François Longchamp a fait du surcoût de Score un argument contre les revendications syndicales. Or la réalité est plus complexe.
Georges Cabrera

Vrai, mais… Il est indéniable que la réforme du système d’évaluation et de rémunération de l’Etat (Score) proposée par l’Exécutif cantonal coûtera un peu plus cher que le système actuel. Mais cette comparaison est toutefois boiteuse. Car elle présuppose qu’en l’absence de Score, rien ne bougerait. Ce qui semble difficile.

Lors de la présentation du projet de loi, le 11 octobre, François Longchamp avait fait de ce surcoût une preuve de la bonne foi du Conseil d’Etat vis-à-vis des collaborateurs de l’Etat. «Comment le Cartel peut-il parler de déclaration de guerre pour un projet qui va coûter 60 millions de francs supplémentaires par an?» s’est-il interrogé devant les médias. Pour être précis, ces 60 millions représentent le surcoût maximal, qui sera atteint après six ans. Il décroîtra ensuite pour atteindre un montant de 40 millions.

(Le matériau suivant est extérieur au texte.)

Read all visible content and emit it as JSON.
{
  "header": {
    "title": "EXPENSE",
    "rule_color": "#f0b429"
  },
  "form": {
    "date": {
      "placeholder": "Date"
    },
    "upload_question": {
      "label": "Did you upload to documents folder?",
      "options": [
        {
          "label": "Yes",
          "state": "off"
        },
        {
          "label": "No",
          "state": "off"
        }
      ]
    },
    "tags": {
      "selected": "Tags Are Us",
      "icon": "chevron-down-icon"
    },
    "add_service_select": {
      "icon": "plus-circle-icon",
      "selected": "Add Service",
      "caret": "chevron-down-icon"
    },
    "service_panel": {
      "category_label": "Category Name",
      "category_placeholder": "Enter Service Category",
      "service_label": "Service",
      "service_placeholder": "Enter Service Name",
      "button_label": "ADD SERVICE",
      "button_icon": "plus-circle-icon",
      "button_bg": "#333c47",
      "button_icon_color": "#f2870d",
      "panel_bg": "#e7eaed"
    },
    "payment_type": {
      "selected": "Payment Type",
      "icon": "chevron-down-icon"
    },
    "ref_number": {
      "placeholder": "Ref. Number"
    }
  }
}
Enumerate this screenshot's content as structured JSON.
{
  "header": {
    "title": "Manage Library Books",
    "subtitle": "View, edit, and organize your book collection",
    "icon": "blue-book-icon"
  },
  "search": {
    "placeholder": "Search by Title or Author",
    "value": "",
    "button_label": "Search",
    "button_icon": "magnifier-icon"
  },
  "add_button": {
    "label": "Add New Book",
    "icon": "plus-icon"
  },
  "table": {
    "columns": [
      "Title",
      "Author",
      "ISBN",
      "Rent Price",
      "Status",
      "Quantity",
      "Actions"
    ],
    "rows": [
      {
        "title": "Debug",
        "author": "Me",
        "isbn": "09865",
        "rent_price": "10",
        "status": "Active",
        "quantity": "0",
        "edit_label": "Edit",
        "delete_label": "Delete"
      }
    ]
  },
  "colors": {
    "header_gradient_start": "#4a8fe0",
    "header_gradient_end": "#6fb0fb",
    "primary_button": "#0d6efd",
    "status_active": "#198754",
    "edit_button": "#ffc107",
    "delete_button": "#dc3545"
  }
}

Le hic, c’est que depuis le lancement du projet Score, en 2010, toutes les demandes de revalorisation collective des métiers ont été gelées. C’est le cas des professions de la santé et du social, qui regroupent plus de 7000 personnes et sont notablement sous-évaluées. Or, en cas d’abandon de Score, il serait nécessaire de débloquer ces mises à niveau.

«Selon les classes accordées, le coût pourrait être estimé à plusieurs dizaines de millions de francs», reconnaît du reste le Conseil d’Etat dans l’exposé des motifs de son projet de loi. Le montant est vague, mais de dimension suffisante pour laisser supposer que la différence avec le surcoût de Score serait au mieux minime.

Le Conseil d’Etat ne le cache pas: «Si la réforme du système constitue un investissement majeur pour «l’entreprise Etat», son coût financier immédiat est moindre et, dans la durée, elle sera moins onéreuse que l’actuel système», écrit-il en appui de son projet de loi.